What Does a Financial Analyst Do

To become a Financial Analyst you have a keen interest in analyzing industries and making decisions to help investors.

The financial analyst is a rare breed and puts you in a niche that often leads to other career opportunities. Becoming an analyst can be challenging and you’ll need to be ultra competitive, but as you might expect the rewards are high. To discover if this career is for you, take one of our quizzes.

Financial Analyst Salary

  • Average Salary: $76,220
  • Expected Lifetime Earnings: $3,112,000

Financial Analyst – Education

To become a financial analyst, applicants usually require a bachelor’s degree, though often a master’s degree is needed for more advanced positions. There are several appropriate academic preparation tracks such as general finance, accounting, statistics, economics, or mathematics, but for advanced positions, an MBA (master’s in business administration) or a master’s degree in finance is required. Additionally, knowledge of bonds valuation, options pricing, and financial risk management are helpful to get a good position. You can see if this track is something for you by taking a free career test.

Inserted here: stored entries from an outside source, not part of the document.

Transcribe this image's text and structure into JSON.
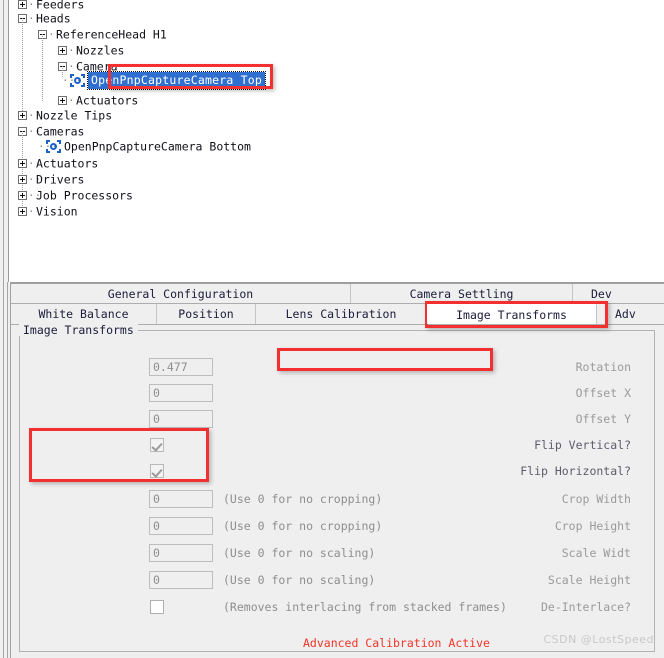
{
  "tree": {
    "items": [
      {
        "label": "Feeders",
        "state": "collapsed",
        "depth": 0,
        "icon": "plus-box-icon",
        "clipped": true
      },
      {
        "label": "Heads",
        "state": "expanded",
        "depth": 0,
        "icon": "minus-box-icon"
      },
      {
        "label": "ReferenceHead H1",
        "state": "expanded",
        "depth": 1,
        "icon": "minus-box-icon"
      },
      {
        "label": "Nozzles",
        "state": "collapsed",
        "depth": 2,
        "icon": "plus-box-icon"
      },
      {
        "label": "Camera",
        "state": "expanded",
        "depth": 2,
        "icon": "minus-box-icon"
      },
      {
        "label": "OpenPnpCaptureCamera Top",
        "state": "leaf",
        "depth": 3,
        "icon": "camera-icon",
        "selected": true
      },
      {
        "label": "Actuators",
        "state": "collapsed",
        "depth": 2,
        "icon": "plus-box-icon"
      },
      {
        "label": "Nozzle Tips",
        "state": "collapsed",
        "depth": 0,
        "icon": "plus-box-icon"
      },
      {
        "label": "Cameras",
        "state": "expanded",
        "depth": 0,
        "icon": "minus-box-icon"
      },
      {
        "label": "OpenPnpCaptureCamera Bottom",
        "state": "leaf",
        "depth": 1,
        "icon": "camera-icon"
      },
      {
        "label": "Actuators",
        "state": "collapsed",
        "depth": 0,
        "icon": "plus-box-icon"
      },
      {
        "label": "Drivers",
        "state": "collapsed",
        "depth": 0,
        "icon": "plus-box-icon"
      },
      {
        "label": "Job Processors",
        "state": "collapsed",
        "depth": 0,
        "icon": "plus-box-icon"
      },
      {
        "label": "Vision",
        "state": "collapsed",
        "depth": 0,
        "icon": "plus-box-icon"
      }
    ]
  },
  "tabs": {
    "row1": [
      {
        "label": "General Configuration",
        "selected": false
      },
      {
        "label": "Camera Settling",
        "selected": false
      },
      {
        "label": "Dev",
        "selected": false,
        "clipped": true
      }
    ],
    "row2": [
      {
        "label": "White Balance",
        "selected": false
      },
      {
        "label": "Position",
        "selected": false
      },
      {
        "label": "Lens Calibration",
        "selected": false
      },
      {
        "label": "Image Transforms",
        "selected": true
      },
      {
        "label": "Adv",
        "selected": false,
        "clipped": true
      }
    ]
  },
  "panel": {
    "group_title": "Image Transforms",
    "status_note": "Advanced Calibration Active",
    "status_color": "#f0342a",
    "fields": [
      {
        "label": "Rotation",
        "value": "0.477",
        "hint": "",
        "type": "text"
      },
      {
        "label": "Offset X",
        "value": "0",
        "hint": "",
        "type": "text"
      },
      {
        "label": "Offset Y",
        "value": "0",
        "hint": "",
        "type": "text"
      },
      {
        "label": "Flip Vertical?",
        "value": "",
        "hint": "",
        "type": "checkbox",
        "checked": true
      },
      {
        "label": "Flip Horizontal?",
        "value": "",
        "hint": "",
        "type": "checkbox",
        "checked": true
      },
      {
        "label": "Crop Width",
        "value": "0",
        "hint": "(Use 0 for no cropping)",
        "type": "text"
      },
      {
        "label": "Crop Height",
        "value": "0",
        "hint": "(Use 0 for no cropping)",
        "type": "text"
      },
      {
        "label": "Scale Widt",
        "value": "0",
        "hint": "(Use 0 for no scaling)",
        "type": "text"
      },
      {
        "label": "Scale Height",
        "value": "0",
        "hint": "(Use 0 for no scaling)",
        "type": "text"
      },
      {
        "label": "De-Interlace?",
        "value": "",
        "hint": "(Removes interlacing from stacked frames)",
        "type": "checkbox",
        "checked": false
      }
    ]
  },
  "annotations": {
    "highlight_color": "#f23030",
    "boxes": [
      {
        "name": "selected-tree-node-highlight"
      },
      {
        "name": "image-transforms-tab-highlight"
      },
      {
        "name": "advanced-calibration-active-highlight"
      },
      {
        "name": "flip-checkboxes-highlight"
      }
    ]
  },
  "watermark": {
    "text": "CSDN @LostSpeed"
  }
}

Financial Analyst – The Job

Financial analysts are providing information and guidance to companies and individuals so they can make educated investment decisions. Financial analysts evaluate and assess performances of bonds, stocks, or any other type of investment. Financial analysts in general study business and economic trends, they determine a company’s value by studying financial statements and determine its value.

These professionals evaluate new and old data to see trends, and recommend investments to individuals and organizations regarding their portfolios (collections of investments). Sometimes they meet with company officials in order to get a better understanding and idea of the company’s management, direction, and prospects. and management. They also may contact investors to explain their recommendations, and will be preparing written reports.

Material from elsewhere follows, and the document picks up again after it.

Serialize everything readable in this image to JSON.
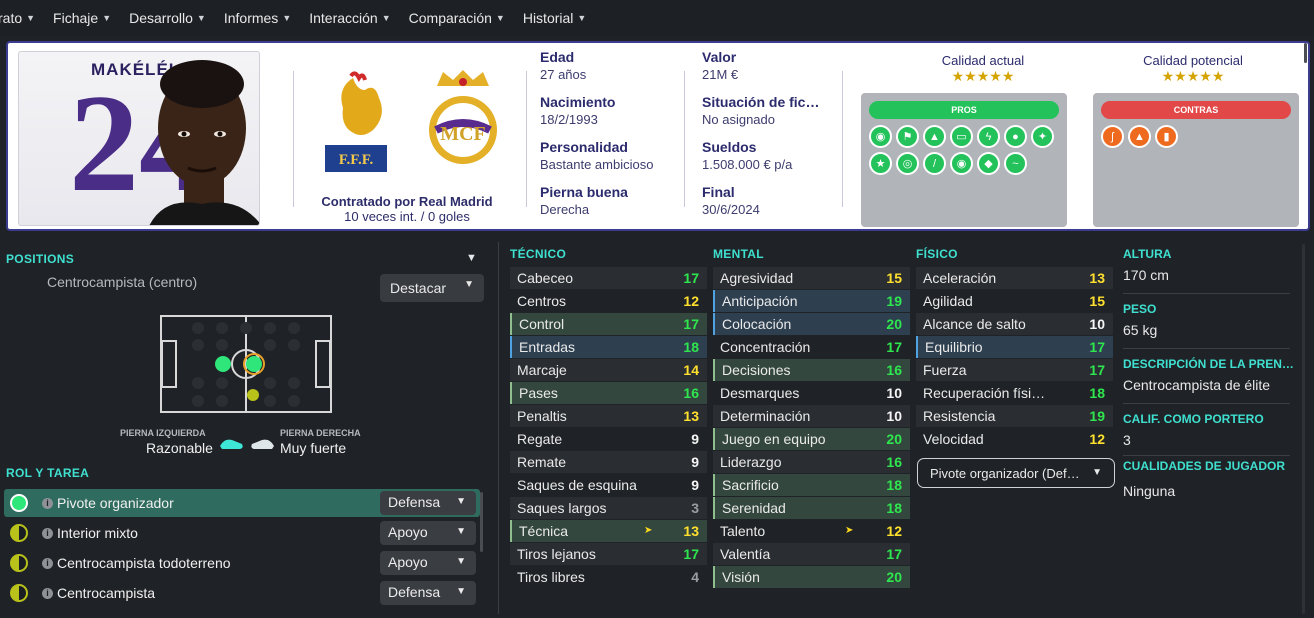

Financial analysts are typically evaluating investment opportunities. These professionals are working at pension funds, banks, insurance companies, securities firms, mutual funds, or some other related business. They are referred to as investment or securities analysts as well. We can divide these professionals in two main categories, the sell-side analysts, and the buy-side analysts.

Sell-side analysts are providing advice and financial services to sales agents who are in the business of selling bonds, stocks, or some other investments, while buy-side analysts will be developing investment tools and strategies forganizations and companies that possess of great sums of money for invest purposes. These so-called institutional investors are mostly hedge funds, mutual funds, pension funds, insurance companies, assets managers, or nonprofits organizations with large endowments, for example some universities.

Financial Analyst – Specializations

Some financial analysts concentrate on trends that will affect a geographical certain region, a specific industry, or a particular product type. Some analysts may thus focus on a certain world region such as Latin America, some may concentrate on the energy industry, while others focus, for example, on the market of foreign exchange. They all have one thing in common, though, they must all be able to understand how policies, new regulations, and economic and political trends are likely to affect investments.

Investing has become a global activity, and there are financial analysts that have specialized in a particular country or economic region. Companies expect and require that financial analysts who have regional expertise understand the business environment, culture, language, and political settings and conditions of that specific country or geographic region.

Where do they work

Financial analysts work mainly in offices, but also are required to travel frequently because they have to visit potential investors or companies. The majority of financial analysts are working at major financial institutions that are based in key financial centers such as New York City, London, Frankfurt, or Shanghai. Almost half of all financial analysts are employed by companies in the financial or insurance business, such as banks and credit institutions, security and commodity brokerages, or insurance carriers. There are also quite a few of these professionals who work for the private sector for various governments.

Licencing and certification

Many financial analyst positions require proper licensure, and the main licencing body for the securities industry is the FINRA (the Financial Industry Regulatory Authority).  The majority of licenses, though, require employer sponsorship, so at the entry level companies are not expecting applicants to hold a license.

Certification may influence the chances for job advancement considerably and is usually recommended by employers. The CFA (Chartered Financial Analyst) Institute provides CFA certification. Applicants must have at least a bachelor’s degree, four years of relevant experience, and take and pass three exams, and financial analysts are also offered the option to become certified in their specialty area.

Job outlook and income

Over the next decade, the job outlook of financial analysts is expected to increase by more than 15 percent. We will see an expanding range of new financial products and there is also a growing need for in-depth understanding and knowledge of upcoming geographic regions. Emerging markets worldwide provide all kinds of new investment chances, and this calls for regional expertise.

Growth in the financial services industry will likely lead to new positions, but holding a graduate degree and the proper certification will improve applicants’ prospects. The median income per year for financial analysts was $76,220 in 2014, and expectations are that this level will go up considerably over the next few years.